8. As pleaded by the opposite parties, when they have inspected the premises, periodically they found the meter was out of order on 17.6.96. There by removing the meter probably giving direct connection. Because of the non availability of the meter, as pleaded no new meter was fixed, and new meter was fixed only on 2.8.97, there by showing some delay. But during that period also electricity was consumed, for that the complainant should pay consumption charge. As per the Board Regulations, they are competent to take the average of the electricity supplied, during the preceding 4 months and in this way alone calculating the previous consumption, taking average, working out the charge a sum of Rs.45,854/- was arrived, in which we are unable to find any deficiency as such, that too, when the authorities have acted according to the rules and regulations.

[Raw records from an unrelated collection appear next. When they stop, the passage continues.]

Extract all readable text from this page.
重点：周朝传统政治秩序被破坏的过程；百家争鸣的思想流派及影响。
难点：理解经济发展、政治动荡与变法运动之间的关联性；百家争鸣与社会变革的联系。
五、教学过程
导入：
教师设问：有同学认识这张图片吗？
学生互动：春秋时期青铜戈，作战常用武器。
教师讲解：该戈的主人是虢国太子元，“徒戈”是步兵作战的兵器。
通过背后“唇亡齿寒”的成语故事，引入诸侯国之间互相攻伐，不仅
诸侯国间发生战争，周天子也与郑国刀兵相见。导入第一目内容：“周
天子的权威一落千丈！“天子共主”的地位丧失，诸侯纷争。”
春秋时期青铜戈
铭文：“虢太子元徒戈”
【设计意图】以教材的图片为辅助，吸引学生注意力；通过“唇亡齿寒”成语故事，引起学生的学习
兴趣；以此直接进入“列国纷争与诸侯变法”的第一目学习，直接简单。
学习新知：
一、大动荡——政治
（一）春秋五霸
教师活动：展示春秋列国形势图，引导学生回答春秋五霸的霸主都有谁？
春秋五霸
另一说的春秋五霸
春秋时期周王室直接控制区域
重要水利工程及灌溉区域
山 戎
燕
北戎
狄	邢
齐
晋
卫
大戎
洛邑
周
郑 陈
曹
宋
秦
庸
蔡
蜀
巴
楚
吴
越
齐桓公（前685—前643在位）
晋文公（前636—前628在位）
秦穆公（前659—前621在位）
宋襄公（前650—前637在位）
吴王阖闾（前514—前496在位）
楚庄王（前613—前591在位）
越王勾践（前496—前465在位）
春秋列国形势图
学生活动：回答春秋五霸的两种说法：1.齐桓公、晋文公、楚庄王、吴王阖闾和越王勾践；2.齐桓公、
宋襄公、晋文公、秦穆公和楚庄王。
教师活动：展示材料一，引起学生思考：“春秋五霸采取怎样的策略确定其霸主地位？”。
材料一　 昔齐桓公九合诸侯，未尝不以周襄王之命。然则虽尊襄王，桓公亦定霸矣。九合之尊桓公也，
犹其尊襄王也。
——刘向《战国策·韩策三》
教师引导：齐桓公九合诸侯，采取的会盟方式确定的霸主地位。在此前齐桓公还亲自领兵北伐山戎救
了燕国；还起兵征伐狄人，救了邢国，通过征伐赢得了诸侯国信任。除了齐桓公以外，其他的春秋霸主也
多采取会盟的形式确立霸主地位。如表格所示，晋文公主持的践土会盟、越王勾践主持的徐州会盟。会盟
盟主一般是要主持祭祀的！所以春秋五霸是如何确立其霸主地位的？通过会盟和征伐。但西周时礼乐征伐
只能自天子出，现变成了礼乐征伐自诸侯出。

9. The main grievance for the learned counsel for the appellant was when there was a dispute, regarding the defective meter it should have been referred to the Electrical Inspector, and upon his report alone action should have been taken. By going through the facts and circumstances of the case, we feel, this case will not come under Section 26 as pleaded in the written statement. The meter was out of order and it is not the case of incorrect recording of consumption, thereby though functioning, not properly functioning. After the removal of the old meter, direct connection appears to have been given, and for the consumption period alone, as per the Board rules average was worked out, amount claimed and without objection, at the first instance, some instalments have also been paid.
Therefore on the ground the meter was not sent for testing, deficiency cannot be attributed, when the authorities have acted as per the guidelines. We find no case, that the meter was defective, in the sense not recording the actual consumption, because of the inherent defect, whereas it is the case of the opposite parties, the meter was out of order, not recording energy when removing the same for testing. Unfortunately the District Forum not considering the nature of the complaint, and the power conferred upon the opposite partiies, in our considered opinion, recorded a erroneous findings as if the case is in time, there was deficiency, in which findings we are unable to concur. Hence, the appeal deserves, to be accepted.
10) In the result, the appeal is allowed, setting aside the order of the District Forum in O.P No.11/2000, dated 22.8.2007 and the complaint is dismissed. Under the facts and circumstances of the case, there will be no order as to cost, through out.
The Registry is directed to hand over the Fixed Deposit Receipt, made by way of mandatory deposit, to the appellant, duly discharged.
S. SAMBANDAM VASUGI RAMANAN M.THANIKACHALAM MEMBER II MEMBER I PRESIDENT.